I'm looking for some feedback from anyone well versed in acidified filing. I will lay out our current situation below:
We produce an oil in water dispersion. When performing the challenge study for the product, our Process Authority wanted only the water phase of the product to challenge. The pH of the water phase was ~3.50. The finished product pH is ~3.8 when the oil phase is added. I filed the process with the challenge study and listed our equilibrium pH at 4.0 (spec is 3.8 plus/minus 0.2). We received an inquiry from the FDA stating that the product could not be filed at a pH higher than that of the control used in the challenge, which makes complete sense. The Process Authority stated at the time of the challenge that the water phase is the phase of microbiological concern, therefore that is all that should be challenged. The issue lies in the pH difference once the oil phase is added. Our Process Authority has offered to write a letter explaining the unique situation of the product to respond to FDA with.
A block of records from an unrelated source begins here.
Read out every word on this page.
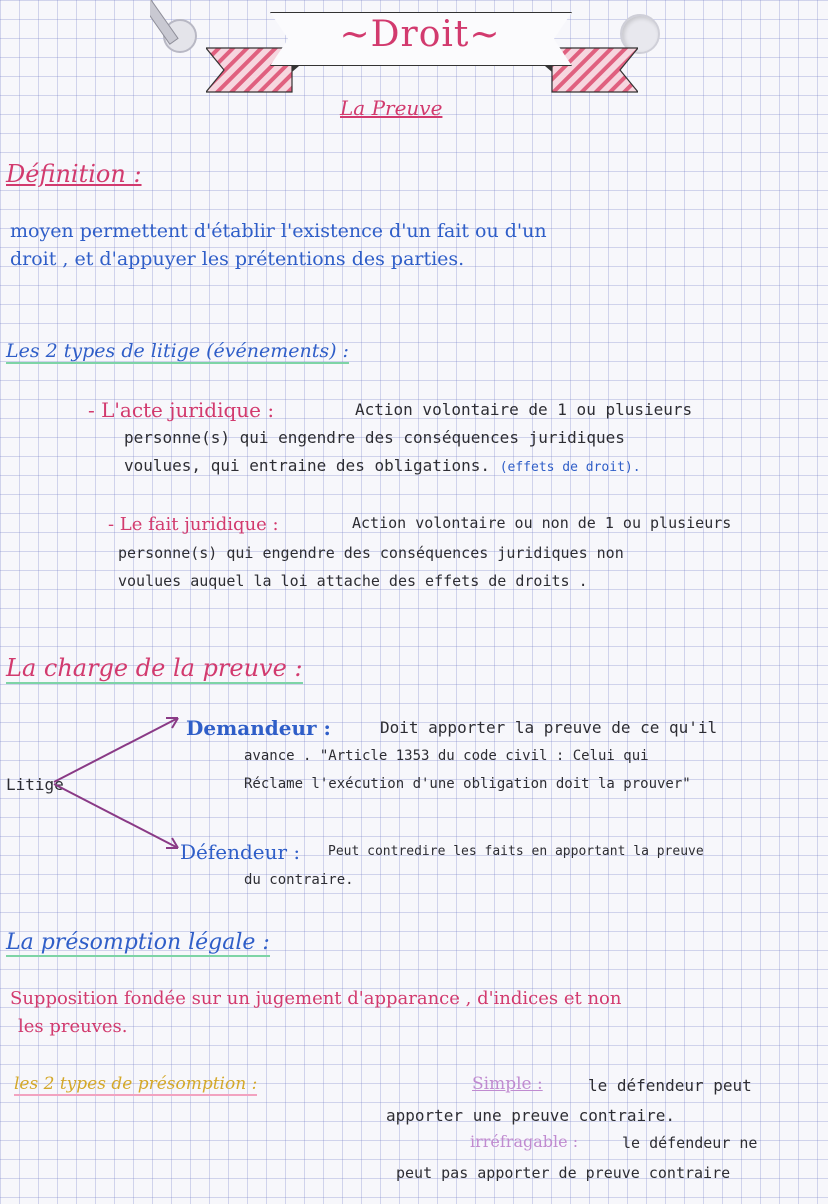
~Droit~
La Preuve
Définition :
moyen permettent d'établir l'existence d'un fait ou d'un
droit , et d'appuyer les prétentions des parties.
Les 2 types de litige (événements) :
- L'acte juridique :	Action volontaire de 1 ou plusieurs
personne(s) qui engendre des conséquences juridiques
voulues, qui entraine des obligations. (effets de droit).
- Le fait juridique :	Action volontaire ou non de 1 ou plusieurs
personne(s) qui engendre des conséquences juridiques non
voulues auquel la loi attache des effets de droits .
La charge de la preuve :
Litige
Demandeur :	Doit apporter la preuve de ce qu'il
avance . "Article 1353 du code civil : Celui qui
Réclame l'exécution d'une obligation doit la prouver"
Défendeur : Peut contredire les faits en apportant la preuve
du contraire.
La présomption légale :
Supposition fondée sur un jugement d'apparance , d'indices et non
les preuves.
les 2 types de présomption :	Simple :	le défendeur peut
apporter une preuve contraire.
irréfragable :	le défendeur ne
peut pas apporter de preuve contraire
I see 3 potential pathways:
1.) Submit the letter from the Process Authority with our own cover letter.
2.) File at pH of 3.5 and measure/prove the the water phase pH is 3.5 if challenged.
3.) Re-challenge the finished product with oil phase.
This product is set to be released to market very soon, we are in pilot plant trials. A challenge study would take 30 days minimum pushing that date back.
Any insight or opinions would be greatly, greatly appreciated. Thank you.